In creating some containers to run services I’ve been running on a home Linux box, a few of them need to connect to one container in particular as well as the outside world (IRC server and various support services that talk to it). My first round of experiments using a bridged user-defined network for everything worked fine, and I can expose only the outside ports on the container for incoming connections. Perfect! Using a client to connect in, though, I find the IP address of that “client” is not the IP of the host on my real network (192.168.7.0/24), but a different and specific IP (192.168.65.1) for every connection. I think I’ve figured out that Docker Desktop for Mac spins up a Linux VM, and the IP address I’m seeing as the incoming connection is from that VM. On my Synology, one of the services I run there also sees all incoming connections as coming from the same IP address that has nothing to do with the actual source IP. Is this a reverse NAT kind of thing, in which case I’ll never be able to get the real source IP in the container if I use this setting?

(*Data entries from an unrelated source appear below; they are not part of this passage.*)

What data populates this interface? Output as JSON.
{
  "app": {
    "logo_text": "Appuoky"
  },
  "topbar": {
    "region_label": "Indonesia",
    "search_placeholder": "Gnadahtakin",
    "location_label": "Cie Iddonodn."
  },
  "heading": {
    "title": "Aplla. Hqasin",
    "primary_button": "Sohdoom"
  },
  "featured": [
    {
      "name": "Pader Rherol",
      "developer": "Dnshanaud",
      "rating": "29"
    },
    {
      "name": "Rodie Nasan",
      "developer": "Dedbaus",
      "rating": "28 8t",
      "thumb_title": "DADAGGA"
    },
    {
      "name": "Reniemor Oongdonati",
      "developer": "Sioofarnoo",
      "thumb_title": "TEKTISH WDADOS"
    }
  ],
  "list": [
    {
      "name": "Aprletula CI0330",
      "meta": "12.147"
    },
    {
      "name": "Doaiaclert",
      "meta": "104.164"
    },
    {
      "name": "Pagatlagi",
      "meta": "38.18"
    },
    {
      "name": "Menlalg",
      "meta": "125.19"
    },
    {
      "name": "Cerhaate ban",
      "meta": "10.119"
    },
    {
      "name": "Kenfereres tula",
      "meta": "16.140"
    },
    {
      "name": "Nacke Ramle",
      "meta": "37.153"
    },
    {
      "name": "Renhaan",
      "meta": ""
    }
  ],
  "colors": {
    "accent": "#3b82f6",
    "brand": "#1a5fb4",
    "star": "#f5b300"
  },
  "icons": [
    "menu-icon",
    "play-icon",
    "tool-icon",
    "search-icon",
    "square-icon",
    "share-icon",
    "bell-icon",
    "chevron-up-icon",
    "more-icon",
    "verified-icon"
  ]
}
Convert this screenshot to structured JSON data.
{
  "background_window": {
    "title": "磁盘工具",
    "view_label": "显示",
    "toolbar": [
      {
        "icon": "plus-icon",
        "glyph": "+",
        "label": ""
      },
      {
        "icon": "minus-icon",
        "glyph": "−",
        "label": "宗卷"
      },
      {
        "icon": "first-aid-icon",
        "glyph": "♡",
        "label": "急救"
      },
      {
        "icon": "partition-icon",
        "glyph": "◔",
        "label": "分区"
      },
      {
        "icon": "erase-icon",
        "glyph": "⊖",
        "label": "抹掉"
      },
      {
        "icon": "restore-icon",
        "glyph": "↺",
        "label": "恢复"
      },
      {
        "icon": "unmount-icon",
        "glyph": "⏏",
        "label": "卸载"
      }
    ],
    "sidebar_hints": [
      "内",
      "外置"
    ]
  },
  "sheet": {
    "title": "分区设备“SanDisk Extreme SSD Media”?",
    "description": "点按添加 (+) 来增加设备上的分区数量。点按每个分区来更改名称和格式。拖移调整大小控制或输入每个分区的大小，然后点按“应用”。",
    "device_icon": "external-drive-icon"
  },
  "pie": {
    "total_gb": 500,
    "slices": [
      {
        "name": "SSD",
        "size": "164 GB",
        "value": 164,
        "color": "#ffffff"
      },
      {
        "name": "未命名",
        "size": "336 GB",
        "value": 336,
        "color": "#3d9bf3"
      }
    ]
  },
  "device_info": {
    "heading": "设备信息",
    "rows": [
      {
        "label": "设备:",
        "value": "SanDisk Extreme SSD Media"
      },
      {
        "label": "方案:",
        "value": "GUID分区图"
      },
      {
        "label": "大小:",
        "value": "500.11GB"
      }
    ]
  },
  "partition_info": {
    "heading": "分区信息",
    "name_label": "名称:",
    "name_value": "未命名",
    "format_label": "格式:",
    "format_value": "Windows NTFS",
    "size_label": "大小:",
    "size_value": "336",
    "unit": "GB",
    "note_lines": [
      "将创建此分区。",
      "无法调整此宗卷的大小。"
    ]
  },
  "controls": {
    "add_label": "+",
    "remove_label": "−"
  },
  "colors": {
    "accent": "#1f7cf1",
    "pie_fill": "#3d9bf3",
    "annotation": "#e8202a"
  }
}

Seeing some other comments on things, I thought that using network_mode: host
might be my answer, and tried that. After reconfiguring the daemons to talk to each other again, I found basically the same thing - while I can connect to the server, my source IP address is still 192.168.65.1 instead of the actual source I’m coming from. As you may imagine, for something like IRC, this is… not very workable.
As a test, I did create a simple alpine container on the Synology and loaded tcpdump on it listening to a single exposed port with the default bridged network, and saw similar behavior (it was an IP in the 172.16.0.0/12 range this time, forget what exactly). Next I re-ran the container with host-based networking, and this time the incoming traffic was properly sourced from the actual host on the network that was sending it. This makes me believe that the above situation using host networking on the Mac is not a problem with host networking, but specific to how it works on the Mac, so while it does mean I can’t shift containers there for temporary hosting in a situation it also means that any Linux host where I send the containers will work as I expect.
Is my logic sound here? Is there some better in-depth description of how all the networks are handled that I haven’t found and covers all these scenarios?